Similarly, the following scene where the adult children all sit around a kitchen table and share dull jokes, reminiscences about people we never meet, and conflicting political views is static and dull. Arguing about whether Bill Clinton is a good president seems quaint and out of touch with the fever-pitched political rants that are much more common today at family get-togethers. Sure, it’s nice to think about a time when our politics weren’t so acrimonious and entrenched, but it also feels much less important and urgent than the situation we face as a country now. 

Though they don’t have a lot to do in the static second movement, the actors make their character distinctions clear. Celia A. Klehr is endearing as the baby of the family and the most emotionally fragile. Michael Herold keeps the mood light with a quick one-liner when needed. Susan Sweeney’s Ann brings a professorial distance and literary analysis to the proceedings, perhaps to protect her own feelings.

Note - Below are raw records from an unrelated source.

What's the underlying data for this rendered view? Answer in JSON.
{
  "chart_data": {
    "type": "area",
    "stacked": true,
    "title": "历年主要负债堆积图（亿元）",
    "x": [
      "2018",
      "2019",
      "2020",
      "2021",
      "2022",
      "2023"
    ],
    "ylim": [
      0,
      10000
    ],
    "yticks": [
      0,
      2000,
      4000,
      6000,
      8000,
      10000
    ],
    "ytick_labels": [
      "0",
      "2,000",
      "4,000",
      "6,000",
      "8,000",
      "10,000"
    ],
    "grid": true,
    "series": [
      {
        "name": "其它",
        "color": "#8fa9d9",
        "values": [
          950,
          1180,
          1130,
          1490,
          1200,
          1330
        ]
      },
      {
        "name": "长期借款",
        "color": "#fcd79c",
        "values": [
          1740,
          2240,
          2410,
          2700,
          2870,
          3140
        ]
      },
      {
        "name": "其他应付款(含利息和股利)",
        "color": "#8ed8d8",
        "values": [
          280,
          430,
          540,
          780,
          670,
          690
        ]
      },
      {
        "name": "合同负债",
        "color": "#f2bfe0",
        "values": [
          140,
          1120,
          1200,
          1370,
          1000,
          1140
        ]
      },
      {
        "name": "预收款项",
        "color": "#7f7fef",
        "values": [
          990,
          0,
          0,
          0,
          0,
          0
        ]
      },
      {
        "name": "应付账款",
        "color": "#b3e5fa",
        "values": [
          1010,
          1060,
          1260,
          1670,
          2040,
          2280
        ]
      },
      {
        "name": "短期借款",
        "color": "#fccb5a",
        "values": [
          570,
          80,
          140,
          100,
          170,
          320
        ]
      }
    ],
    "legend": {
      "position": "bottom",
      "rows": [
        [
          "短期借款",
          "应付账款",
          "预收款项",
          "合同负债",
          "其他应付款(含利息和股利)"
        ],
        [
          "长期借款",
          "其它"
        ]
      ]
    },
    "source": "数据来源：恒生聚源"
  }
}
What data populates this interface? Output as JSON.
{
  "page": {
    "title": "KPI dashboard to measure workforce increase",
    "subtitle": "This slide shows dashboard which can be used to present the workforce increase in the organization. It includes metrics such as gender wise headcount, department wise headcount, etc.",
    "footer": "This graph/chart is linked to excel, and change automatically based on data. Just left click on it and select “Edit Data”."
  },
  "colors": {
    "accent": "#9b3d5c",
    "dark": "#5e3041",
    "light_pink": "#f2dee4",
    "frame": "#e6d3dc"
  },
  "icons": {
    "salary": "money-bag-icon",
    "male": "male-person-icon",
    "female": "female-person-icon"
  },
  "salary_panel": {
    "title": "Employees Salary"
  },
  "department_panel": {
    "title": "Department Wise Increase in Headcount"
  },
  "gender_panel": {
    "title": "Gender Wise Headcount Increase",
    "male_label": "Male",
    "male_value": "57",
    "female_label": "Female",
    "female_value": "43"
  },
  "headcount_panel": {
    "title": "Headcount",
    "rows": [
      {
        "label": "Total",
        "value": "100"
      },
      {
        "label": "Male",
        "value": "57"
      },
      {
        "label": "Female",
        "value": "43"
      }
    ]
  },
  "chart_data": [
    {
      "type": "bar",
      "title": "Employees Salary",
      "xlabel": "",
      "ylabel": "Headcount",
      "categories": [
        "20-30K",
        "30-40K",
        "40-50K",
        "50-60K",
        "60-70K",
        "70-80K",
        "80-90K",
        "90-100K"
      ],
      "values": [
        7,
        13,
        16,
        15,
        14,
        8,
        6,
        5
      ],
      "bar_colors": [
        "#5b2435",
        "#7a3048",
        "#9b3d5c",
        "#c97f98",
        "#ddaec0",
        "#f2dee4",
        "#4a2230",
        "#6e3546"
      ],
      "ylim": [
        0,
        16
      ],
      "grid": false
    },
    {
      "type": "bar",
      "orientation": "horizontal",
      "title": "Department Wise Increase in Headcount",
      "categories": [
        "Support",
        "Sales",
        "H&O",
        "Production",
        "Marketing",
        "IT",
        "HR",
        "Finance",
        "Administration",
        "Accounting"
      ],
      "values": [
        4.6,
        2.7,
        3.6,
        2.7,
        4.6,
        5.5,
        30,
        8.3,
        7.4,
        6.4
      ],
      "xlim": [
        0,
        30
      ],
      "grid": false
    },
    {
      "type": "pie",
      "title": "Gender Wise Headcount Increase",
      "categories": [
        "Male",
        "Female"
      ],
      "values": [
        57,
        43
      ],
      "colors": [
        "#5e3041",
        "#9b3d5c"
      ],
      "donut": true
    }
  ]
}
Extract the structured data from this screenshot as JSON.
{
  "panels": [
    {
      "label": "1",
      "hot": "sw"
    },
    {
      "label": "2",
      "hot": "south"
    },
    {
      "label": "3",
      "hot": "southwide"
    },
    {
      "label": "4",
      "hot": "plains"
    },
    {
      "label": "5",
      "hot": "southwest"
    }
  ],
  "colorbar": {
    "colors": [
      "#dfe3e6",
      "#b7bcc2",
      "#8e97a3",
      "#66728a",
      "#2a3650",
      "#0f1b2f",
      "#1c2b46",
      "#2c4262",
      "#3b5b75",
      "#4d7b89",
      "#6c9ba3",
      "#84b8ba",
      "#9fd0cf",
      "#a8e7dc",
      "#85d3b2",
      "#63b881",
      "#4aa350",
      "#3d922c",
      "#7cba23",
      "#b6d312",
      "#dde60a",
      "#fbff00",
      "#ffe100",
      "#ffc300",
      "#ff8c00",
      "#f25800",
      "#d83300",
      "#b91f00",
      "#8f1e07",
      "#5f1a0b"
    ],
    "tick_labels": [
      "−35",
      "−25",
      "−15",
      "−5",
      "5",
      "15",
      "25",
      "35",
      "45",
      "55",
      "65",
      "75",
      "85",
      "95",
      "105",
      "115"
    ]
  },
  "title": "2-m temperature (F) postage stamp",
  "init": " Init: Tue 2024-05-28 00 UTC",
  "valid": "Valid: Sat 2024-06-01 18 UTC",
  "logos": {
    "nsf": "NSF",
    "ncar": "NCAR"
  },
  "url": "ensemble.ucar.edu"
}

And Jim Buske is convincing as the golden child and former athlete who was the star of the family.

As the ghost of their dearly departed father, Sam D. White easily pulls focus, going about his normal day in his own home. He eats a grapefruit, takes his Metamucil and gets his dog to clean up some spilled pretzels off the floor, unseen and unbothered by his children. The juxtaposition of living and dead is matter-of-fact and amusing. 

Photo by Zane Williams.

Photo by Zane Williams.

One of the formative memories for Ruhl’s mother was playing the lead in Peter Pan as a young person at a local children’s theater. So the third section of the play is a surreal mash-up of the J.M. Barrie story and the essential elements of the five brothers and sisters — representing the urge to temporarily escape reality by retreating to the theater. Thematically, it is not a long “flight” from the story of an orphan boy who refuses to grow up, to a newly “orphaned” woman who, at age 70, refuses to consider her own death. And a roadmap for this dream-like detour to Neverland and signposted liberally, sometimes awkwardly, in the script. 

When the 60- and 70-something siblings join Ann for a trip to Neverland, Ruhl’s poetic and playful language finally emerges but the magical parallels to the Peter Pan story fade quickly. And when Sweeney actually flies into the air, the worrisome strain of the cables on her Peter Pan costume replaces any awe we might feel with concern for her safety. 

In an interview, Ruhl describes the exercise she gave to her playwriting students at Yale about writing a play simply as a gift to a person in their lives, and how meaningful the experience was. I sincerely hope that Ruhl’s mother treasures this play, but I also wish it ultimately meant more to the rest of us.